Quelle dose d’intervention étatique s’est révélée dans ces cas optimale ? Y a-t-il des politiques fiscales qui ont fait leur preuve en la matière ?
Oui, l’innovation est une affaire d’Etat qui doit identifier les activités porteuses. Cela veut dire créer des institutions qui permettent à l’activité scientifique de se développer, un climat intellectuel qui sait accueillir l’innovation et soutenir les entrepreneurs qu’il ne faut pas confondre avec les capitalistes financiers. L’entrepreneur est “le concentré du génie humain” selon la formule de Nietzsche, il n’agit pas par recherche du profit – par définition l’innovation ne répond à aucun besoin du marché! – mais par vision et goût de la création.
Le système français de soutien à l’innovation, englué dans les doctrines du “marché autorégulateur” est fasciné par le souci de la rentabilité à court terme et châtient les projets innovants qualifiés de “trop scientifiques” et peu porteurs d’emplois. Si l’inventeur de l’iPhone ou de la tablette se présentait devant un guichet de financement de l’innovation en France, son projet serait écarté !
Historiquement, la fiscalité dans les pays industriels a soutenu l’innovation, les activités à rendements croissants (par exemple en préférant l’impôt indirect à l’impôt direct) et en taxant la rente, autrefois foncière et aujourd’hui financière.
Certains secteurs se sont-ils montrés davantage porteurs ? Comment accompagner la transition vers ces secteurs ?
Notre politique est toujours basée sur l’idée qu’il y a des filières industrielles porteuses.

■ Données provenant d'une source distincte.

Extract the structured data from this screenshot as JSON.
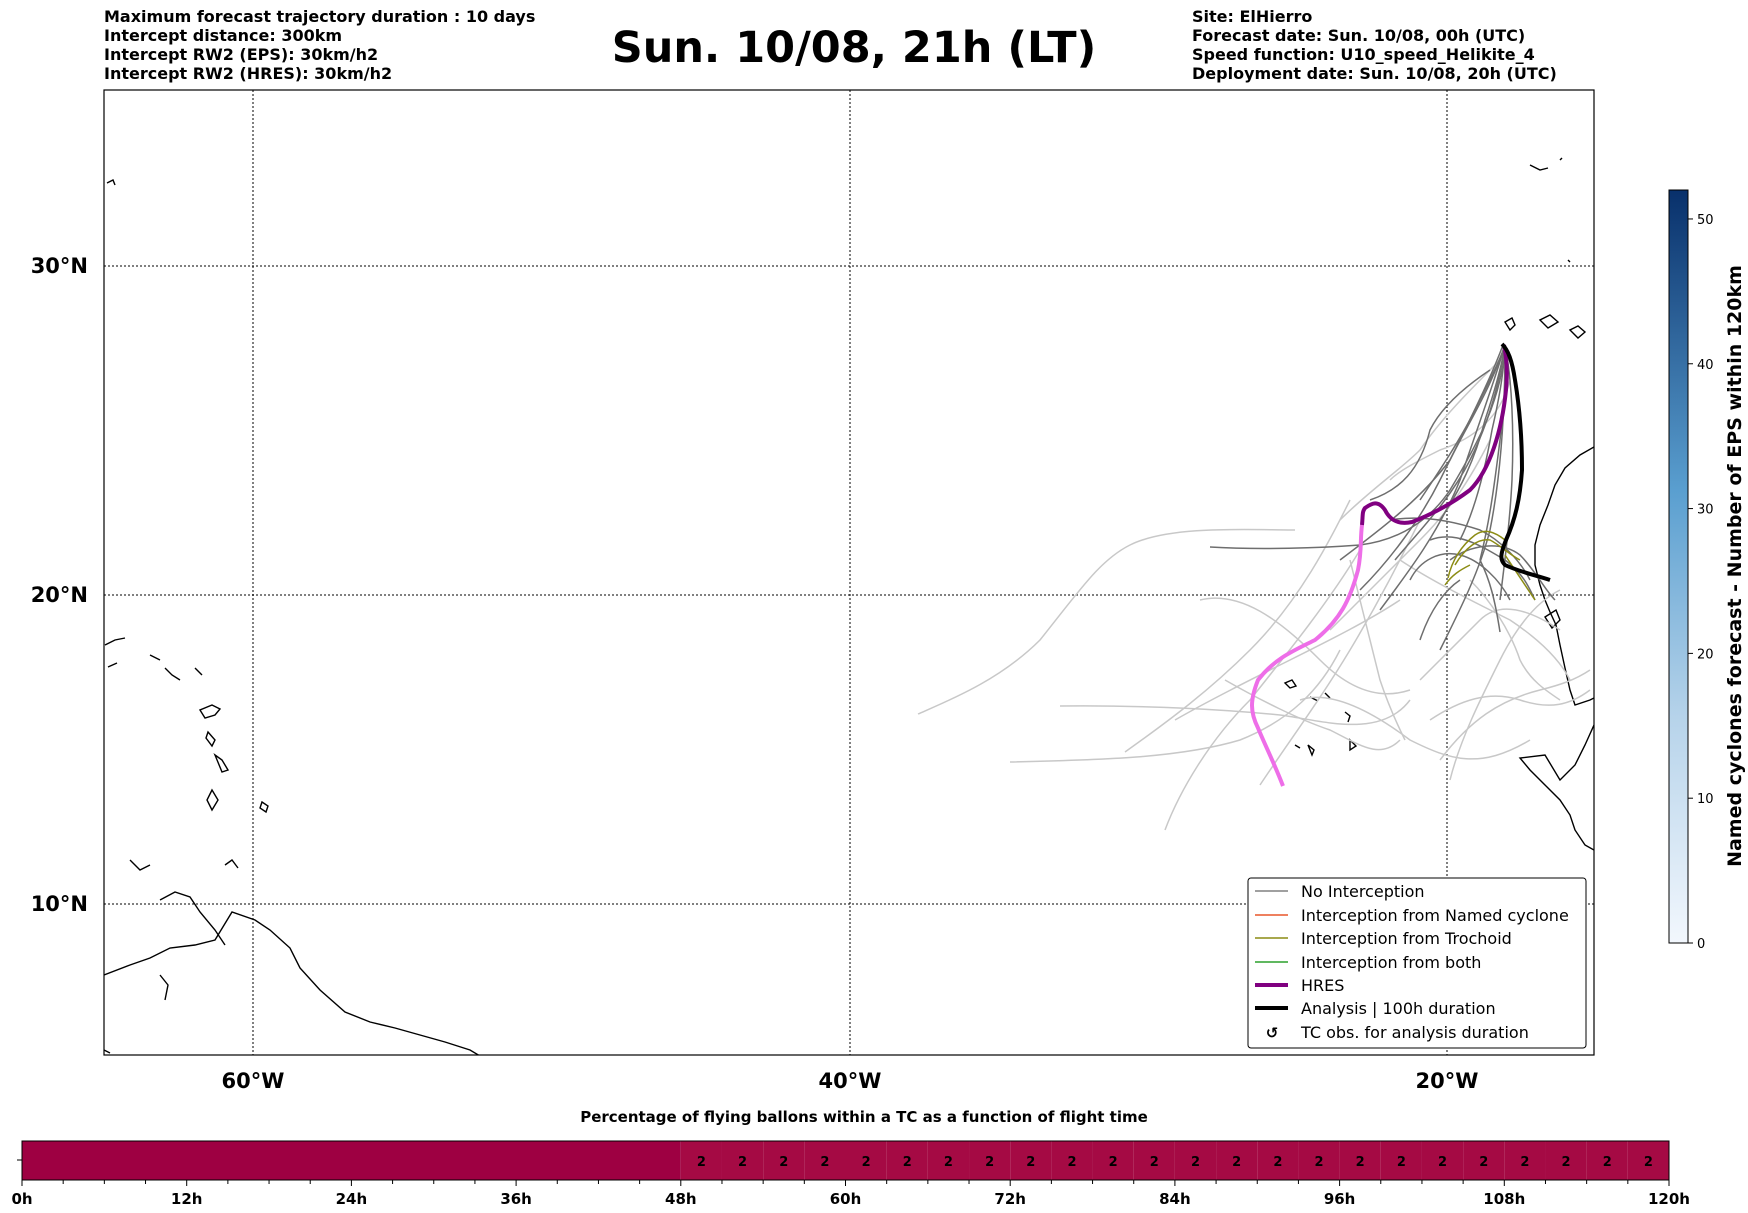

Cela était vrai dans la II° révolution industrielle, cela ne l’est plus aujourd’hui. Ce qui crée l’activité, c’est la synergie entre activités.
En Suisse, l’industrie horlogère a été fortement menacée par l’arrivée du numérique et des montres digitales. L’industrie horlogère a redéployé son savoir-faire vers l’industrie de la prothèse médicale qui savait exploiter son savoir faire en micro mécanique. Cela a redynamisé toute l’industrie de l’arc jurassien et finalement l’industrie horlogère a absorbé le numérique.
En France, certaines régions comme la Lozère ou le Cantal connaissent des taux de chômage inférieurs à 6%. Peut-on s’en inspirer pour redresser la situation de l’emploi à l’échelle nationale ?
L’important est de mettre de la connaissance dans les activités : l’industrie du plastique autour d’Oyonax a su développer un savoir-faire d’architecte des planches de bord pour l’industrie automobile. C’est le plasturgiste qui a absorbé l’activité de l’électronicien (les Siemens et les Bosch) en fournissant des systèmes complets et non des kilos de plastique : les plasturgistes vendent de l’ingénierie et un savoir-faire d’architecte et d’intégrateur. Le prix du plastique incorpore cette connaissance et n’est plus le même !
Le choletais est connu pour avoir réussi sa transition d’une activité traditionnelle – les mouchoirs de Cholet – vers des activités industrielles : le climat social, marqué par la tradition du capitalisme chrétien, a permis de gérer la transition en valorisant le savoir-faire traditionnel et le redéployant sur de nouvelles activités. Dans le même département, le saumurois stagne dans des activités primaires et connait un chômage plus élevé.